Todos os casos etnográficos disponíveis sobre as populações Arawá e Arawak que são aqui considerados correspondem a terminologias de parentesco do tipo fusão bifurcada, embora existam casos onde a fusão dos parentes lineares e colaterais é acompanhada por formas de marcação terminológica da distinção entres eles. Para facilitar a análise realizamos inicialmente a divisão dos sistemas de parentescos em dois grupos, aqueles que possuem regra positiva de casamento e aqueles que não a possuem. Dentro do conjunto de sistemas com regra positiva de casamento encontramos todos os casos Arawá (Paumarí, Deni e Kulina) e os casos Paresí, Mehináku, Wapixana e Kurripako-Baníwa da família arawak. O conjunto sem regra positiva é formado pelos Terêna, Palikur e Piro, também arawak

Nos sistemas onde existe regra positiva, o casamento de uma pessoa ocorre com determinado tipo de parente. Nos locais onde se encontra essa determinação das alianças o matrimonio geralmente ocorre entre pessoas que já possuem determinada relação de parentesco, porém, como parece ser muito difundido na paisagem sul- americana, quando esta não existe previamente, os cônjuges passam a agir como se o vínculo de parentesco existisse. Há a possibilidade de que as relações sejam ajustadas caso a efetivação de um laço de afinidade ocorra entre pessoas que não possuíam anteriormente esse tipo de relação. Não somente os cônjuges podem ajustar suas relações mutuas em função da união que se estabelece, pois, o casamento não envolve apenas os dois indivíduos que casam, mas também seus parentes (Lévi-Strauss 1986 [1983]).

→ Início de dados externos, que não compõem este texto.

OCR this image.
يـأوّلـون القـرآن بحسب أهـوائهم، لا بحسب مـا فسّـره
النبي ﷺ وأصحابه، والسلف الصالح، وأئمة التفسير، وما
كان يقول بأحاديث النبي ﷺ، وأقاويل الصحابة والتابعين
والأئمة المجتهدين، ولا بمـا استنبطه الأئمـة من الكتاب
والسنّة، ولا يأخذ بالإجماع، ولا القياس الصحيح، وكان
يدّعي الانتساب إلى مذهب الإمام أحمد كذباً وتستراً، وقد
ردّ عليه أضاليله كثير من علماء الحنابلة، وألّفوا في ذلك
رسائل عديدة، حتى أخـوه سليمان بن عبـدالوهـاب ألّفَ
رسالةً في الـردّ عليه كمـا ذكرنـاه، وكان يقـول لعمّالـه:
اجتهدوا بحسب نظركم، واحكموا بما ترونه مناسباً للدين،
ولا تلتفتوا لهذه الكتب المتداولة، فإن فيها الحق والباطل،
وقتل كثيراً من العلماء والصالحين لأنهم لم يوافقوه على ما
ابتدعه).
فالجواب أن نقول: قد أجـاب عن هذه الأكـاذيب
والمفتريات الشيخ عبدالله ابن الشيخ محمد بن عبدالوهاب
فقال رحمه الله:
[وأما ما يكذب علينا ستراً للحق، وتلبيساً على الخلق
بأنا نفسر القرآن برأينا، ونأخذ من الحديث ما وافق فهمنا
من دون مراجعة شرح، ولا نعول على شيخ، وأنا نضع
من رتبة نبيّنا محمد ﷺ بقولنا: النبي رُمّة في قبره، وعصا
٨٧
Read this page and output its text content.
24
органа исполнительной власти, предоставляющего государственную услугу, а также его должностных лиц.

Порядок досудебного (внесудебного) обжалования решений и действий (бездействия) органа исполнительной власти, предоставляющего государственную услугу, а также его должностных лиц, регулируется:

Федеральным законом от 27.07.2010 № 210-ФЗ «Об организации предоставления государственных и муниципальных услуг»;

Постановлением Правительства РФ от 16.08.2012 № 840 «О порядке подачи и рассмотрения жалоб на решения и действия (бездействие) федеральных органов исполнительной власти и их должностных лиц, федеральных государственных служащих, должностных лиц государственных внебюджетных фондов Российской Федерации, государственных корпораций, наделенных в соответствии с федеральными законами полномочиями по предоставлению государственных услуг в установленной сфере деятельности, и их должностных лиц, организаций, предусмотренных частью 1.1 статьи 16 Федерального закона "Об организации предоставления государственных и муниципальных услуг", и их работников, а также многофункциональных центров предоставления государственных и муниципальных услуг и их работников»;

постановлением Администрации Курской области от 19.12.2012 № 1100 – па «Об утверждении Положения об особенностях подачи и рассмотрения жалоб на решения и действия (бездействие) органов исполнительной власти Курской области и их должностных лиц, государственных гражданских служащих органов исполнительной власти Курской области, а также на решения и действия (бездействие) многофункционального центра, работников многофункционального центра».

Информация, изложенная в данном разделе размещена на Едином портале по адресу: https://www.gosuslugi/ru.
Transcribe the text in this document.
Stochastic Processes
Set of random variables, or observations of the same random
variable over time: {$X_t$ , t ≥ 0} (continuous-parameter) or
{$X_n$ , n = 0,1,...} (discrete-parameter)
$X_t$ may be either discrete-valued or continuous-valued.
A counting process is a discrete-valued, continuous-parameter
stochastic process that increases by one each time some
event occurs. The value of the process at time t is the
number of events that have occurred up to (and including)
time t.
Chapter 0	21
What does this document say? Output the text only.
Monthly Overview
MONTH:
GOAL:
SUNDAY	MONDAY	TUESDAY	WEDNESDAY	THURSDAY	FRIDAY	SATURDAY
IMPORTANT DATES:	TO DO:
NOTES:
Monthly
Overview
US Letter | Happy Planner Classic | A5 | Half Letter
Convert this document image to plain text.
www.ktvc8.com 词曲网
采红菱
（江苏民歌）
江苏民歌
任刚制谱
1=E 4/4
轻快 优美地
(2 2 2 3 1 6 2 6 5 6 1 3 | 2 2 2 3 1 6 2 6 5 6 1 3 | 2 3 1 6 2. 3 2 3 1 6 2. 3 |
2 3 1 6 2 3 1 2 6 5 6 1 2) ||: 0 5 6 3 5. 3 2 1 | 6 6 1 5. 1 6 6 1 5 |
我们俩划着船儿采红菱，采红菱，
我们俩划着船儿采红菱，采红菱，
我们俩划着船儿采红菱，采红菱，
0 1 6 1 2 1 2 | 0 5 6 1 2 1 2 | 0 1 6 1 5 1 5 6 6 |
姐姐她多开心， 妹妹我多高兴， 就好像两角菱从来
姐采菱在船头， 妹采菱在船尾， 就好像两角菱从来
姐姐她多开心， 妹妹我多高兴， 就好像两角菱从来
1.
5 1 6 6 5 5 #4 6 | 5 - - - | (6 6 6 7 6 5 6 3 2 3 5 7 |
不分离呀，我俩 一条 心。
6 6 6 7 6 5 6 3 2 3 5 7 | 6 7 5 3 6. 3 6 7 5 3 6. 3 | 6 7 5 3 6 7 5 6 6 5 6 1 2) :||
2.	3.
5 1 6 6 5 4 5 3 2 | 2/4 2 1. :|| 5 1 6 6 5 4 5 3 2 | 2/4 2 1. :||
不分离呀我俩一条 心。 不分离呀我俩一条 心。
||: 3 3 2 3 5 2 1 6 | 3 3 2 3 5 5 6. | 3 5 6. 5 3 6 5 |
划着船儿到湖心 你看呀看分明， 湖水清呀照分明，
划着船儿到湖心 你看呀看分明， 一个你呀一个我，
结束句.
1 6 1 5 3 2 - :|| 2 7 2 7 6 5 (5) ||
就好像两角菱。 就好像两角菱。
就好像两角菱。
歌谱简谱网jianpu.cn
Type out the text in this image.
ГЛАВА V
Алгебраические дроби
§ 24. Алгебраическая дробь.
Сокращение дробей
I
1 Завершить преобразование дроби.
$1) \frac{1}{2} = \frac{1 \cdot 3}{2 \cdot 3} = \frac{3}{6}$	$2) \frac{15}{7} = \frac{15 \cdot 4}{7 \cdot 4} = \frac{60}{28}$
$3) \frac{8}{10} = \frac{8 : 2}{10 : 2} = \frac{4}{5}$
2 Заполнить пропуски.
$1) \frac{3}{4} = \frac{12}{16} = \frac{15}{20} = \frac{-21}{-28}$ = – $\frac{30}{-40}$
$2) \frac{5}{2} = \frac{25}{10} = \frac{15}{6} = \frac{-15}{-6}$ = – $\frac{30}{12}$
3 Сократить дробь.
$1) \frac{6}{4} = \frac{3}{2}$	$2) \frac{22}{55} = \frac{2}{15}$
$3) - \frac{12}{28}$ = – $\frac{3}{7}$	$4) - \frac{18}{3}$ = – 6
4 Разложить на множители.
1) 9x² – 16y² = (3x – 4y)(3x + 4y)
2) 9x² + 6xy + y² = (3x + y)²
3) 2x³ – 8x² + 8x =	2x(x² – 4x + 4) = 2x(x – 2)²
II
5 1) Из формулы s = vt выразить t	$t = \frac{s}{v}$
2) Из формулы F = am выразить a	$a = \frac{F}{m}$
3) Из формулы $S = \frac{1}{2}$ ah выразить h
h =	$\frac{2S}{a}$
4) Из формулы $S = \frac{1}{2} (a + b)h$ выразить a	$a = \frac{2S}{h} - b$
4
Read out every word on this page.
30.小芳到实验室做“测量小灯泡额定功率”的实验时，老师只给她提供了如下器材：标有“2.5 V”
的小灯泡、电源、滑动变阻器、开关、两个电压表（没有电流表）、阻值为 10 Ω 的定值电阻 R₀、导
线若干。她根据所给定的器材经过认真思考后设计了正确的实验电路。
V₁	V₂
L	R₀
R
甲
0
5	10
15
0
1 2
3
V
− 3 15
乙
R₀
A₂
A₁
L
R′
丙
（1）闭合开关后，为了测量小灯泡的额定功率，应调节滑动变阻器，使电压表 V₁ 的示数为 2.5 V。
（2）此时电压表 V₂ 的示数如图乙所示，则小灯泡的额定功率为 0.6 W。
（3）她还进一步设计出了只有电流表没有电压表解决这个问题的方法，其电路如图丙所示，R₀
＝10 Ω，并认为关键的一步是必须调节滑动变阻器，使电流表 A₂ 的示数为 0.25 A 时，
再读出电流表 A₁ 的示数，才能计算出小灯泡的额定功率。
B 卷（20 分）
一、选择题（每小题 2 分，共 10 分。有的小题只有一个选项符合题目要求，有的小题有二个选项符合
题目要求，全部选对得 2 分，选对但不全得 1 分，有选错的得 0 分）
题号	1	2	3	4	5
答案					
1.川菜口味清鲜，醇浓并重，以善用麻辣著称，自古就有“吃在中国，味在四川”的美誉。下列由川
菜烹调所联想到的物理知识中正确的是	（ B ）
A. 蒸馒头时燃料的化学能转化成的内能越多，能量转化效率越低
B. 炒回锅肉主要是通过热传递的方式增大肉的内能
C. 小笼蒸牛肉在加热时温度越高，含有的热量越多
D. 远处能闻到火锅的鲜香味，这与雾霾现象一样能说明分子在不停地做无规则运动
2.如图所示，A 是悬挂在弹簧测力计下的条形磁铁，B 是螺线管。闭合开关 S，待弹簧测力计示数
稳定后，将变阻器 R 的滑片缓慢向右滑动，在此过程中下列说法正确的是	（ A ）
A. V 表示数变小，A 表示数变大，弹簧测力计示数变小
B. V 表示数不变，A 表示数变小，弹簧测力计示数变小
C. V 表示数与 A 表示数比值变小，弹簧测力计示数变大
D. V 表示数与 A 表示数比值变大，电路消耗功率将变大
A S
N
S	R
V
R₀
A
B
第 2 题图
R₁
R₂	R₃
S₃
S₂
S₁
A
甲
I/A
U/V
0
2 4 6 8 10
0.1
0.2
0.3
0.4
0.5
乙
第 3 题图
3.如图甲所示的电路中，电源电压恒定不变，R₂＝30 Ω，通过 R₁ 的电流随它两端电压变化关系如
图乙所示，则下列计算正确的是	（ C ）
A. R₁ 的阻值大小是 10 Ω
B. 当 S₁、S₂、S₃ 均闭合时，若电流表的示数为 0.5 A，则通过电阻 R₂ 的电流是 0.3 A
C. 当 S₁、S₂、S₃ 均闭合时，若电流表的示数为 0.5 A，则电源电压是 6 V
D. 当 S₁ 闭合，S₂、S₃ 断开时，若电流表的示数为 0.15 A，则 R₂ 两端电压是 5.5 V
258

Essas características do parentesco das terras baixas sul-americanas fizeram com que ele fosse caracterizado como fluído, como se fosse um local onde tudo é possível, onde não há regras. Vemos, entretanto, que este não é o caso, não temos ausência de estrutura e sim estruturas que são sensíveis à história (Dreyfus 1993). A seqüência e alcance dos ajustes dependem de muitos fatores, desde a relação previamente existente entre as pessoas até o jogo de forças políticas do momento. A composição das parentelas, o estabelecimento dos laços de parentesco, vai depender das forças políticas, pois aquelas se encontram ligadas ao sistema político, agindo a chefia como um pólo atrator.

Nos casos onde não há regra positiva de casamento, encontramos apenas uma determinação negativa do matrimonio que proscreve o casamento entre determinados tipos de parentes, a proibição do incesto. Aqui o casamento ocorre por influência de outros fatores que não se limitam à esfera do parentesco.